All these actors recognizing patterns and creating new actors that
embody them – this creates a huge combinatorial explosion of actors. Given the finite resources that any real
system has at its disposal, forgetting is crucial to the mind – not every
actor that’s created can be retained forever. Forgetting means that, for example, a mind can retain the
datum that birds fly, without retaining much of the specific evidence that
led it to this conclusion. The generalization "birds fly" is a
pattern A in a large collection of observations B is retained, but the
observations B are not. Obviously,
a mind's intelligence will be enhanced if it forgets strategically, i.e.,
forgets those items which are the least intense patterns. And this ties in with the notion of mind
as an evolutionary system. A system
which is creating new actors, and then forgetting actors based on relative
uselessness, is evolving by natural selection. This evolution is the creative
force opposing the conservative force of self-production, actor
intercreation. Forgetting
ties in with the notion of grounding.
A pattern X is "grounded" to the extent that the mind
contains entities in which X is in fact a pattern. For instance, the pattern "birds fly" is grounded to
the extent that the mind contains specific memories of birds flying. Few
concepts are completely grounded in the mind, because of the need for drastic
forgetting of particular experiences.
This leads us to the need for "reasoning," which is, among
other things, a system of transformations specialized for producing
incompletely grounded patterns from incompletely grounded patterns.[6] Consider,
for example, the reasoning "Birds fly, flying objects can fall, so birds
can fall." Given extremely complete groundings for the observations
"birds fly" and "flying objects can fall", the reasoning
would be unnecessary – because the mind would contain specific instances of birds
falling, and could therefore get to the conclusion "birds can fall"
directly without going through two ancillary observations. But, if specific
memories of birds falling do not exist in the mind, because they have been
forgotten or because they have never been observed in the mind's incomplete
experience, then reasoning must be relied upon to yield the conclusion. The
necessity for forgetting is particularly intense at the lower levels of the
system. In particular, most of the patterns picked up by the
perceptual-cognitive-active loop are of ephemeral interest only and are not
worthy of long-term retention in a resource-bounded system. The fact that
most of the information coming into the system is going to be quickly
discarded, however, means that the emergent information contained in
perceptual input should be mined as rapidly as possible, which gives rise to
the phenomenon of "short-term memory."[7] What is
short-term memory? A mind must
contain actors specialized for rapidly mining information deemed highly
important (information recently obtained via perception, or else identified
by the rest of the mind as being highly essential). This is "short term memory “, a space within the mind
devoted to looking at a small set of things from as many different angles as
possible. The things contained in
short-term memory are grouped together in many different ways, experimentally
and fluidly. Because of this,
short-term memory can’t be all that capacious – there is a potential
“combinatorial explosion” problem in that N things can be grouped together in
2n ways. Human short-term memory is
commonly said to have a capacity of 7 +/- 2.

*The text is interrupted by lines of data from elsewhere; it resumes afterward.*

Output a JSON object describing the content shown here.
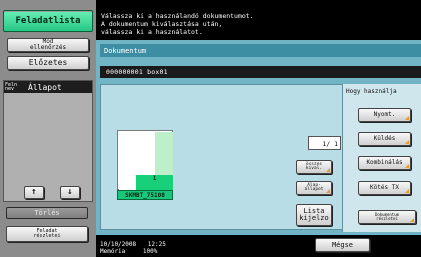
{
  "left": {
    "job_list": "Feladatlista",
    "check_line1": "Mod",
    "check_line2": "ellenőrzés",
    "preview": "Előzetes",
    "table_head_col1_line1": "Feln",
    "table_head_col1_line2": "nev",
    "table_head_col2": "Állapot",
    "up_arrow": "↑",
    "down_arrow": "↓",
    "delete": "Törlés",
    "details_line1": "Feladat",
    "details_line2": "részletei"
  },
  "message": {
    "line1": "Válassza ki a használandó dokumentumot.",
    "line2": "A dokumentum kiválasztása után,",
    "line3": "válassza ki a használatot."
  },
  "main": {
    "title": "Dokumentum",
    "box_info": "000000001  box01",
    "pager": "1/  1",
    "thumb_count": "1",
    "thumb_label": "SKMBT_75108",
    "select_all_line1": "összes",
    "select_all_line2": "kival.",
    "defaults_line1": "Alap-",
    "defaults_line2": "állapot",
    "list_print_line1": "Lista",
    "list_print_line2": "kijelzo"
  },
  "usage": {
    "title": "Hogy használja",
    "print": "Nyomt.",
    "send": "Küldés",
    "combine": "Kombinálás",
    "send_tx": "Kötés TX",
    "doc_details_line1": "Dokumentum",
    "doc_details_line2": "részletei"
  },
  "status": {
    "date": "10/10/2008",
    "time": "12:25",
    "memory_label": "Memória",
    "memory_value": "100%",
    "cancel": "Mégse"
  },
  "colors": {
    "accent_green": "#26c784",
    "panel_teal": "#70b4c6",
    "corner_orange": "#e59a2c"
  }
}
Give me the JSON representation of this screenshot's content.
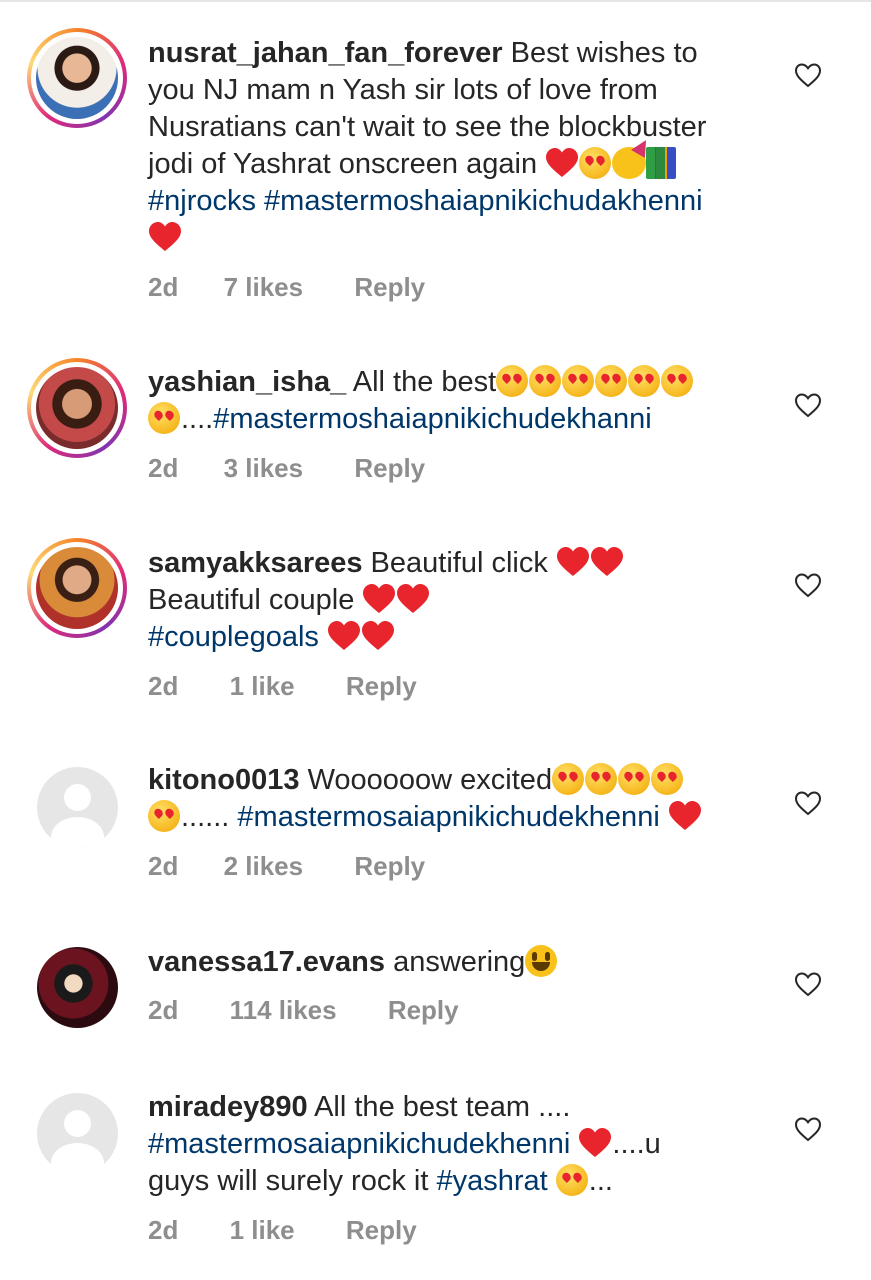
{
  "comments": [
    {
      "username": "nusrat_jahan_fan_forever",
      "text_lines": [
        "Best wishes to",
        "you NJ mam n Yash sir lots of love from",
        "Nusratians can't wait to see the blockbuster",
        "jodi of Yashrat onscreen again"
      ],
      "hashtags": "#njrocks #mastermoshaiapnikichudakhenni",
      "time": "2d",
      "likes": "7 likes",
      "reply": "Reply",
      "avatar": "story-ring-photo"
    },
    {
      "username": "yashian_isha_",
      "text": "All the best",
      "dots": "....",
      "hashtags": "#mastermoshaiapnikichudekhanni",
      "time": "2d",
      "likes": "3 likes",
      "reply": "Reply",
      "avatar": "story-ring-photo"
    },
    {
      "username": "samyakksarees",
      "line1": "Beautiful click",
      "line2": "Beautiful couple",
      "hashtags": "#couplegoals",
      "time": "2d",
      "likes": "1 like",
      "reply": "Reply",
      "avatar": "story-ring-photo"
    },
    {
      "username": "kitono0013",
      "text": "Woooooow excited",
      "dots": "......",
      "hashtags": "#mastermosaiapnikichudekhenni",
      "time": "2d",
      "likes": "2 likes",
      "reply": "Reply",
      "avatar": "default-avatar"
    },
    {
      "username": "vanessa17.evans",
      "text": "answering",
      "time": "2d",
      "likes": "114 likes",
      "reply": "Reply",
      "avatar": "photo"
    },
    {
      "username": "miradey890",
      "text": "All the best team ....",
      "hashtags": "#mastermosaiapnikichudekhenni",
      "after_heart": "....u",
      "line3_text": "guys will surely rock it",
      "line3_tag": "#yashrat",
      "trailing": "...",
      "time": "2d",
      "likes": "1 like",
      "reply": "Reply",
      "avatar": "default-avatar"
    }
  ],
  "colors": {
    "text": "#262626",
    "meta": "#8e8e8e",
    "hashtag": "#00376b",
    "heart": "#e8242c"
  },
  "icons": {
    "like": "heart-outline-icon"
  }
}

There are many subtleties in interpreting this number, which I won’t
go into here, but at very least it should be taken as an indication that the
percentage of the mind in the short-term memory is a very small one. From what
I’ve said so far, the psynet model is a highly general theory of the nature
of mind. Large aspects of the human mind, however, are not general at all,
and deal only with specific things, such as recognizing visual forms, moving
arms, etc. This is not a peculiarity of humans but
a general feature of intelligence.
The generality of a transformation may be defined as the variety of
possible entities that it can act on; and in this sense, the actors in a mind
will have a spectrum of degrees of specialization, frequently with more
specialized actors residing lower in the hierarchy. In particular, a mind must contain
procedures specialized for perception and action; and when specific
procedures are used repeatedly, they may become “automatized,” Another thing
that actors specialize for is communication. Linguistic communication is
carried out by stringing together symbols over time. It is hierarchically
based,
in that the symbols are grouped into categories, and many of the properties
of language may be understood by studying these categories. More specifically, the syntax of a
language is defined by a collection of categories, and "syntactic
transformations" mapping sequences of categories into categories.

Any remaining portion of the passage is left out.